Dell Settles With the SEC For $100M
Sri.Theo writes in with news of Dell's humbling settlement with the US Securities and Exchange Commission. The core of the complaint is that Dell took secret payments from Intel to keep AMD's chips out of Dell's machines. The SEC calls it "accounting irregularities" — Dell was dipping into this secret slush fund to bolster its results, quarter by quarter. At one point the payments from Intel made up 76% of Dell's quarterly operating income. "For years, Dell's seemingly magical power to squeeze efficiencies out of its supply chain and drive down costs made it a darling of the financial markets. Now it appears that the magic was at least partly the result of a huge financial illusion. ... According to the commission, Dell would have missed analysts' earnings expectations in every quarter between 2002 and 2006 were it not for accounting shenanigans. ... (Intel is expected to settle a long-running anti-trust case that has highlighted these payments in the next couple of weeks.) ... Michael Dell... and Kevin Rollins, a former boss of the company, agreed to each pay a $4m penalty without admitting or denying the SEC's allegations."

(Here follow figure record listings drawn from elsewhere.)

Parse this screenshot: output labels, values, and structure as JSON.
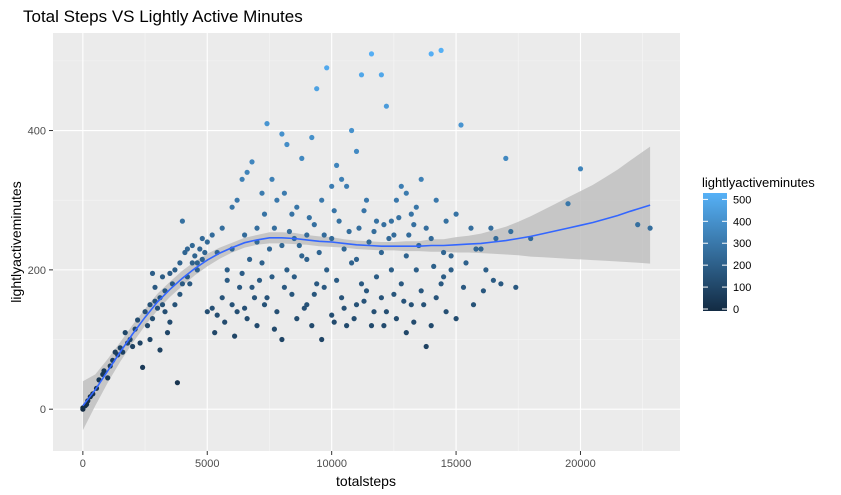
{
  "chart_data": {
    "type": "scatter",
    "title": "Total Steps VS Lightly Active Minutes",
    "xlabel": "totalsteps",
    "ylabel": "lightlyactiveminutes",
    "xlim": [
      -1200,
      24000
    ],
    "ylim": [
      -60,
      540
    ],
    "xticks": [
      0,
      5000,
      10000,
      15000,
      20000
    ],
    "yticks": [
      0,
      200,
      400
    ],
    "grid": true,
    "background": "#ebebeb",
    "legend": {
      "title": "lightlyactiveminutes",
      "placement": "right",
      "breaks": [
        500,
        400,
        300,
        200,
        100,
        0
      ],
      "low_color": "#132b43",
      "high_color": "#56b1f7"
    },
    "smooth": {
      "method": "loess",
      "color": "#3366ff",
      "ribbon_color": "#bfbfbf",
      "x": [
        0,
        500,
        1000,
        1500,
        2000,
        2500,
        3000,
        3500,
        4000,
        4500,
        5000,
        5500,
        6000,
        6500,
        7000,
        7500,
        8000,
        8500,
        9000,
        9500,
        10000,
        10500,
        11000,
        11500,
        12000,
        12500,
        13000,
        13500,
        14000,
        14500,
        15000,
        15500,
        16000,
        16500,
        17000,
        17500,
        18000,
        18500,
        19000,
        19500,
        20000,
        20500,
        21000,
        21500,
        22000,
        22800
      ],
      "y": [
        5,
        28,
        55,
        82,
        108,
        132,
        154,
        172,
        188,
        202,
        214,
        224,
        232,
        239,
        243,
        246,
        246,
        245,
        243,
        241,
        240,
        238,
        236,
        235,
        234,
        234,
        234,
        234,
        235,
        235,
        236,
        237,
        238,
        240,
        242,
        245,
        248,
        252,
        256,
        260,
        264,
        268,
        273,
        278,
        284,
        293
      ],
      "lower": [
        -30,
        5,
        38,
        68,
        95,
        120,
        142,
        161,
        177,
        192,
        205,
        216,
        225,
        232,
        236,
        238,
        238,
        237,
        236,
        234,
        233,
        232,
        230,
        229,
        228,
        228,
        227,
        227,
        226,
        226,
        225,
        225,
        224,
        223,
        222,
        221,
        219,
        218,
        217,
        216,
        215,
        214,
        213,
        212,
        211,
        209
      ],
      "upper": [
        40,
        50,
        72,
        96,
        121,
        144,
        166,
        183,
        199,
        212,
        223,
        232,
        239,
        246,
        250,
        254,
        254,
        253,
        250,
        248,
        247,
        244,
        242,
        241,
        240,
        240,
        241,
        241,
        244,
        244,
        247,
        249,
        252,
        257,
        262,
        269,
        277,
        286,
        295,
        304,
        313,
        322,
        333,
        344,
        357,
        377
      ]
    },
    "points": [
      [
        0,
        0
      ],
      [
        100,
        5
      ],
      [
        200,
        12
      ],
      [
        300,
        18
      ],
      [
        0,
        2
      ],
      [
        150,
        7
      ],
      [
        400,
        22
      ],
      [
        550,
        30
      ],
      [
        650,
        42
      ],
      [
        800,
        50
      ],
      [
        850,
        55
      ],
      [
        1000,
        45
      ],
      [
        1100,
        62
      ],
      [
        1200,
        70
      ],
      [
        1300,
        82
      ],
      [
        1400,
        78
      ],
      [
        1500,
        88
      ],
      [
        1600,
        82
      ],
      [
        1700,
        110
      ],
      [
        1800,
        95
      ],
      [
        1900,
        100
      ],
      [
        2000,
        90
      ],
      [
        2100,
        115
      ],
      [
        2200,
        128
      ],
      [
        2300,
        95
      ],
      [
        2400,
        60
      ],
      [
        2500,
        140
      ],
      [
        2600,
        120
      ],
      [
        2700,
        150
      ],
      [
        2800,
        130
      ],
      [
        2900,
        155
      ],
      [
        3000,
        145
      ],
      [
        3100,
        160
      ],
      [
        3200,
        190
      ],
      [
        3300,
        170
      ],
      [
        3400,
        110
      ],
      [
        3500,
        195
      ],
      [
        3600,
        180
      ],
      [
        3700,
        200
      ],
      [
        3800,
        38
      ],
      [
        3900,
        210
      ],
      [
        4000,
        180
      ],
      [
        4100,
        225
      ],
      [
        4200,
        230
      ],
      [
        4300,
        180
      ],
      [
        4400,
        210
      ],
      [
        4500,
        220
      ],
      [
        4600,
        200
      ],
      [
        4700,
        230
      ],
      [
        4800,
        215
      ],
      [
        4900,
        225
      ],
      [
        5000,
        240
      ],
      [
        2800,
        195
      ],
      [
        2900,
        175
      ],
      [
        3100,
        85
      ],
      [
        3300,
        140
      ],
      [
        3500,
        125
      ],
      [
        3700,
        150
      ],
      [
        3900,
        165
      ],
      [
        4000,
        270
      ],
      [
        4200,
        190
      ],
      [
        4400,
        235
      ],
      [
        4600,
        210
      ],
      [
        4800,
        245
      ],
      [
        5000,
        140
      ],
      [
        5200,
        250
      ],
      [
        5400,
        225
      ],
      [
        5600,
        260
      ],
      [
        5800,
        200
      ],
      [
        6000,
        290
      ],
      [
        6200,
        300
      ],
      [
        6400,
        330
      ],
      [
        6600,
        340
      ],
      [
        6800,
        355
      ],
      [
        7000,
        260
      ],
      [
        7200,
        310
      ],
      [
        7400,
        410
      ],
      [
        7600,
        330
      ],
      [
        7800,
        300
      ],
      [
        8000,
        395
      ],
      [
        8200,
        380
      ],
      [
        8400,
        280
      ],
      [
        8600,
        290
      ],
      [
        8800,
        360
      ],
      [
        9000,
        250
      ],
      [
        9200,
        390
      ],
      [
        9400,
        460
      ],
      [
        9600,
        300
      ],
      [
        9800,
        490
      ],
      [
        10000,
        320
      ],
      [
        10200,
        350
      ],
      [
        10400,
        330
      ],
      [
        10600,
        320
      ],
      [
        10800,
        400
      ],
      [
        11000,
        370
      ],
      [
        11200,
        480
      ],
      [
        11400,
        300
      ],
      [
        11600,
        510
      ],
      [
        11800,
        270
      ],
      [
        12000,
        480
      ],
      [
        12200,
        435
      ],
      [
        12400,
        270
      ],
      [
        12600,
        300
      ],
      [
        12800,
        320
      ],
      [
        13000,
        310
      ],
      [
        13200,
        280
      ],
      [
        13400,
        290
      ],
      [
        13600,
        330
      ],
      [
        13800,
        260
      ],
      [
        14000,
        510
      ],
      [
        14200,
        300
      ],
      [
        14400,
        515
      ],
      [
        14600,
        270
      ],
      [
        14800,
        200
      ],
      [
        15000,
        280
      ],
      [
        15200,
        408
      ],
      [
        15400,
        210
      ],
      [
        15600,
        260
      ],
      [
        15800,
        230
      ],
      [
        16000,
        230
      ],
      [
        16200,
        200
      ],
      [
        16400,
        260
      ],
      [
        16600,
        245
      ],
      [
        16800,
        180
      ],
      [
        17000,
        360
      ],
      [
        17200,
        255
      ],
      [
        17400,
        175
      ],
      [
        18000,
        245
      ],
      [
        19500,
        295
      ],
      [
        20000,
        345
      ],
      [
        22300,
        265
      ],
      [
        22800,
        260
      ],
      [
        5200,
        145
      ],
      [
        5400,
        135
      ],
      [
        5600,
        160
      ],
      [
        5800,
        185
      ],
      [
        6000,
        150
      ],
      [
        6200,
        140
      ],
      [
        6400,
        195
      ],
      [
        6600,
        130
      ],
      [
        6800,
        175
      ],
      [
        7000,
        120
      ],
      [
        7200,
        210
      ],
      [
        7400,
        160
      ],
      [
        7600,
        190
      ],
      [
        7800,
        140
      ],
      [
        8000,
        100
      ],
      [
        8200,
        200
      ],
      [
        8400,
        165
      ],
      [
        8600,
        130
      ],
      [
        8800,
        220
      ],
      [
        9000,
        150
      ],
      [
        9200,
        120
      ],
      [
        9400,
        180
      ],
      [
        9600,
        100
      ],
      [
        9800,
        200
      ],
      [
        10000,
        135
      ],
      [
        10200,
        185
      ],
      [
        10400,
        160
      ],
      [
        10600,
        120
      ],
      [
        10800,
        210
      ],
      [
        11000,
        150
      ],
      [
        11200,
        180
      ],
      [
        11400,
        170
      ],
      [
        11600,
        120
      ],
      [
        11800,
        190
      ],
      [
        12000,
        160
      ],
      [
        12200,
        140
      ],
      [
        12400,
        200
      ],
      [
        12600,
        130
      ],
      [
        12800,
        180
      ],
      [
        13000,
        110
      ],
      [
        13200,
        150
      ],
      [
        13400,
        200
      ],
      [
        13600,
        170
      ],
      [
        13800,
        90
      ],
      [
        14000,
        120
      ],
      [
        14200,
        160
      ],
      [
        14400,
        180
      ],
      [
        14600,
        140
      ],
      [
        14800,
        220
      ],
      [
        15000,
        130
      ],
      [
        6000,
        230
      ],
      [
        6500,
        250
      ],
      [
        7000,
        240
      ],
      [
        7500,
        230
      ],
      [
        8000,
        235
      ],
      [
        8500,
        245
      ],
      [
        9000,
        215
      ],
      [
        9500,
        225
      ],
      [
        10000,
        245
      ],
      [
        10500,
        230
      ],
      [
        11000,
        215
      ],
      [
        11500,
        240
      ],
      [
        12000,
        225
      ],
      [
        12500,
        250
      ],
      [
        13000,
        220
      ],
      [
        13500,
        235
      ],
      [
        14000,
        245
      ],
      [
        14500,
        225
      ],
      [
        6300,
        175
      ],
      [
        6700,
        215
      ],
      [
        7100,
        185
      ],
      [
        7300,
        280
      ],
      [
        7700,
        260
      ],
      [
        8100,
        310
      ],
      [
        8300,
        255
      ],
      [
        8700,
        235
      ],
      [
        9100,
        275
      ],
      [
        9300,
        265
      ],
      [
        9700,
        250
      ],
      [
        10100,
        285
      ],
      [
        10300,
        270
      ],
      [
        10700,
        255
      ],
      [
        11100,
        260
      ],
      [
        11300,
        285
      ],
      [
        11700,
        255
      ],
      [
        12100,
        265
      ],
      [
        12300,
        245
      ],
      [
        12700,
        275
      ],
      [
        13100,
        250
      ],
      [
        13300,
        265
      ],
      [
        5300,
        110
      ],
      [
        5700,
        125
      ],
      [
        6100,
        105
      ],
      [
        6500,
        145
      ],
      [
        6900,
        160
      ],
      [
        7300,
        150
      ],
      [
        7700,
        115
      ],
      [
        8100,
        175
      ],
      [
        8500,
        190
      ],
      [
        8900,
        145
      ],
      [
        9300,
        165
      ],
      [
        9700,
        175
      ],
      [
        10100,
        125
      ],
      [
        10500,
        145
      ],
      [
        10900,
        130
      ],
      [
        11300,
        155
      ],
      [
        11700,
        140
      ],
      [
        12100,
        120
      ],
      [
        12500,
        165
      ],
      [
        12900,
        155
      ],
      [
        13300,
        125
      ],
      [
        13700,
        150
      ],
      [
        14100,
        205
      ],
      [
        14500,
        190
      ],
      [
        15300,
        175
      ],
      [
        15700,
        150
      ],
      [
        16100,
        170
      ],
      [
        16500,
        185
      ],
      [
        2700,
        100
      ],
      [
        3200,
        150
      ]
    ]
  }
}
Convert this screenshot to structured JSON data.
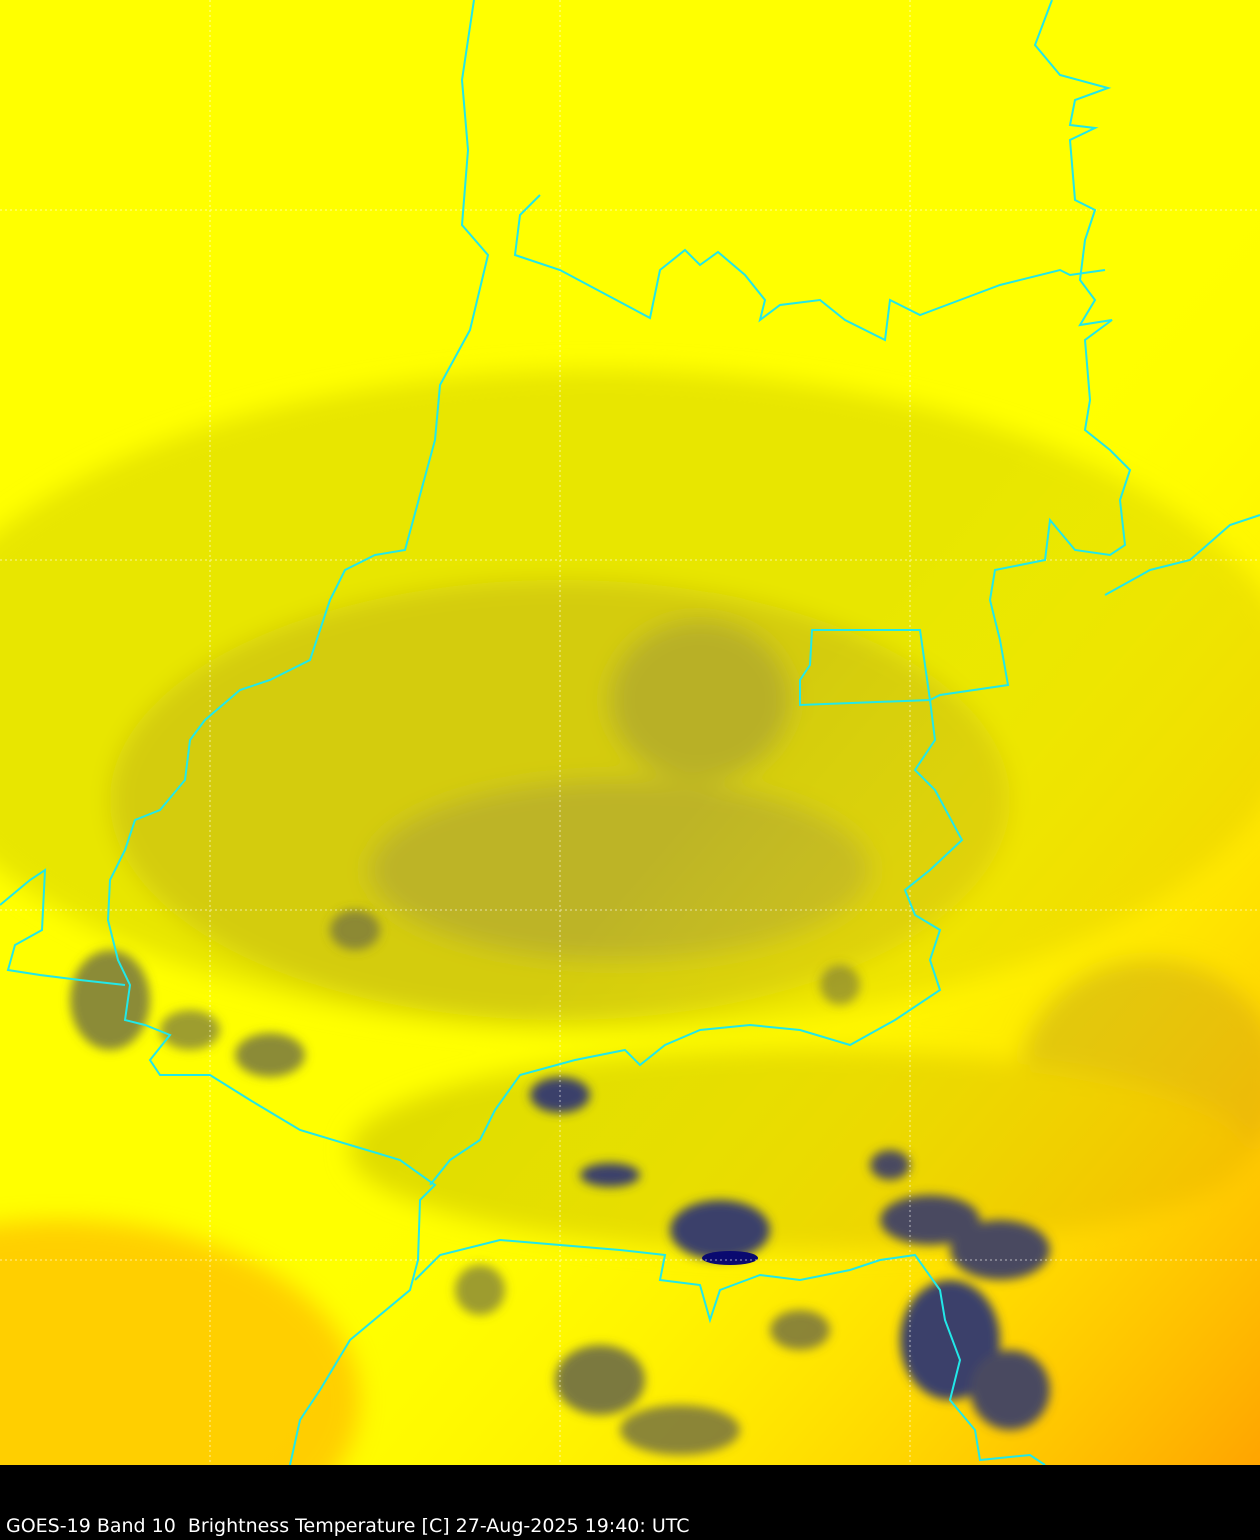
{
  "caption": "GOES-19 Band 10  Brightness Temperature [C] 27-Aug-2025 19:40: UTC",
  "colors": {
    "background_warm": "#ffff00",
    "hot": "#ff9900",
    "mid_cloud": "#c8c020",
    "cold_cloud": "#3a3f6a",
    "coldest": "#0a0a70",
    "boundaries": "#22e8e8",
    "gridlines": "#ffffff",
    "bar": "#000000"
  },
  "legend": "none",
  "grid": true
}
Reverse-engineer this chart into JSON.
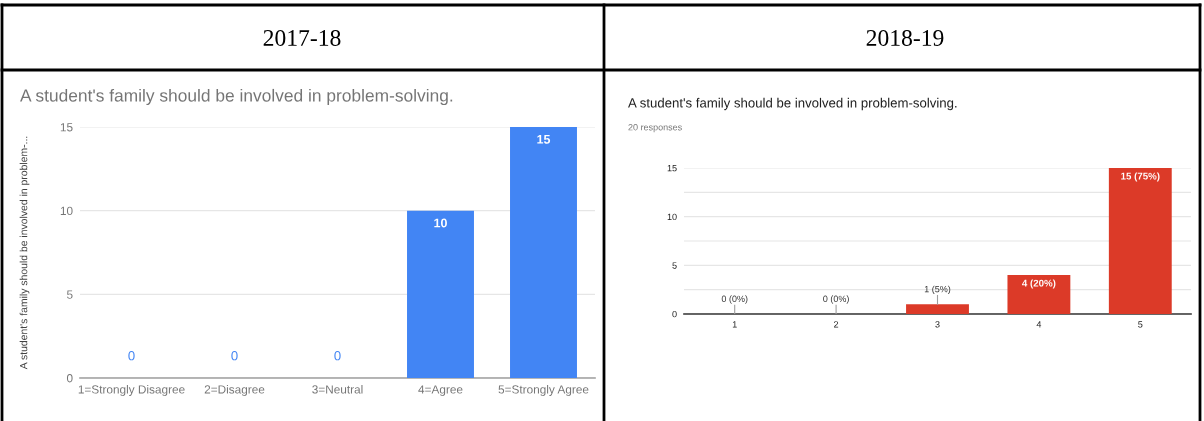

Hate to spoil your rant but this has nothing to do with any monopolies but with incomplete disclosure to investors by Dell. It goes something like this: Intel essentially gives Dell a discount on its products - nothing wrong there. Dell puts the discount amount into a reserve fund. It later draws money from that reserve fund as needed to make the numbers in a given quarter. The problem was that it didn't disclose this information to the investors, making them believe that its quarterly earnings were higher than they actually were. At least that's how I'm reading TFA, please correct me if I'm wrong.
Negative moral value of force outweighs the positive value of good intentions.